Es handelt sich von der preußischen Circularnote.
„Zwar können wir nicht wissen, worauf diese „Befriedigten“ (die von der Circularnote Befriedigten) mögen gefaßt gewesen sein, daß sie über eine so nichtssagende Erklärung in Entzücken gerathen, aber sie scheinen uns in ihrer Freude die Note gar nicht gelesen zu haben, wenn sie darin finden wollen, daß die preußische Regierung nur Verständigung, nicht Vereinbarung wolle.“
Ich weiß nicht, warum du über dies Buch in Freude geräthst, aber du scheinst das Buch nicht gelesen zu haben, wenn du darin finden willst, daß sein Verfasser das sagen wollte, was dich in Freude versetzt.

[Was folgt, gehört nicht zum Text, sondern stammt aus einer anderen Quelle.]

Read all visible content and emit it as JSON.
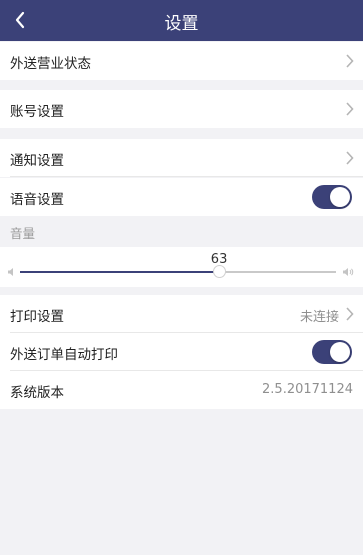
{
  "header": {
    "title": "设置"
  },
  "rows": {
    "delivery_status": {
      "label": "外送营业状态"
    },
    "account": {
      "label": "账号设置"
    },
    "notification": {
      "label": "通知设置"
    },
    "voice": {
      "label": "语音设置",
      "enabled": true
    },
    "print": {
      "label": "打印设置",
      "value": "未连接"
    },
    "auto_print": {
      "label": "外送订单自动打印",
      "enabled": true
    },
    "version": {
      "label": "系统版本",
      "value": "2.5.20171124"
    }
  },
  "volume": {
    "caption": "音量",
    "value": "63",
    "level": 0.63
  },
  "colors": {
    "accent": "#3b4178",
    "background": "#f2f2f5"
  },
  "icons": [
    "back-icon",
    "chevron-right-icon",
    "volume-low-icon",
    "volume-high-icon"
  ]
}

Zwar und aber! Können und mögen und scheinen! Finden und wollen, daß die preußische Regierung wolle! Jede Wendung trägt wie ein Bagnosträfling ein Centner Gewicht an den Beinen und wiegt daher schwer. Jedes „wenn“, jedes „zwar“, jedes „aber“ ein leibhafter Dr. utriusque juris!
Und wenn ihr all' diesen christlich-germanischen Wulst, all' diese baumwollnen Lappen, worin die „Nationalzeitung“ ihre Weisheit vorsorglich einwickelt, eben so sorglich abwickelt, was bleibt übrig?

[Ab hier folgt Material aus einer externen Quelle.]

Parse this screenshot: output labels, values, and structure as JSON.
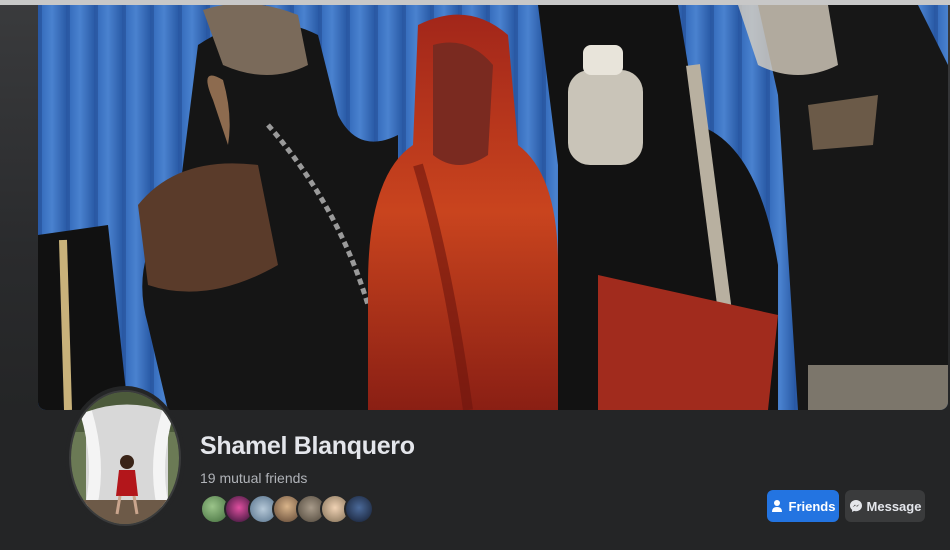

Die einfache Behauptung der „Nationalzeitung“, daß ihre Gegner die preußische Circularnote nicht gelesen haben.
Ein solches Urtheil einfach herausgestellt, wäre frivol, unsittlich, oberflächlich! Wie gewiegt, wie würdevoll-umsichtig, nimmt es sich aus in den feierlich unbeholfenen Satzwindungen unserer „Nationalzeitung“, des Orakels der parlamentarischen Linken! Die Kannengießerei darf in ihrem Moniteur natürlich nicht auftreten, wie in der Bierkneipe. Die Kannengießerei, schwarz auf weiß, als premier Berlin, muß en grande tenue erscheinen. Die Flachheit muß den Schein einer gewissen Fülle erhalten, indem sie sechsmal in sich selbst eingeschachtelt wird.
Weiter!
„Niemand kann mehr als wir gegen die Politik des Zuwartens, gegen die Spekulation auf den Pessimismus, gegen die Hoffnung auf das reine Nichts sein. Im Gegentheil — wir sind durchdrungen von der Ueberzeugung, daß diejenige Partei die mächtigste, die für die nächste Zeit tonangebende und gestaltende sein wird, welche mit ganz bestimmten Forderungen auftritt, die dem demokratischen Prinzip gründlich Rechnung tragen, zugleich aber in ihrer Begränzung, in der Art, wie sie geltend gemacht und zur Durchführung gebracht werden, die Gewähr geben, daß es — einem bestimmten Ziele, einer dauernden Organisation aus einem Gusse mit unbeugsamer Entschiedenheit entgegengeht — für Preußen, wie für ganz Deutschland. Ehe nicht Preußen eine solche Regierung hat, die zu einem solchen entschiedenen Selbstbewußtsein gelangt ist, die mit dem Volk sich eins fühlt, sich vollkommen auf das Volk stützt, und von nirgends anders her ihre Kraft nehmen will; eher wird die deutsche Sache zu einem befriedigenden Abschluß nicht kommen. Darum sind wir, die wir stets mit demselben Eifer dafür gewesen sind, daß Preußen die ihm gebührende Stellung in Deutschland erhalte, mit allem Eifer Gegner des jetzigen Ministeriums — weil dasselbe ein Unglück für Preußen und für Deutschland ist.“
Darum sind wir, die wir stets gewesen sind! Aus jedem Worte leuchtet die salbungsvolle Gesinnungstüchtigkeit hervor, der nur eins fehlt: der Sinn.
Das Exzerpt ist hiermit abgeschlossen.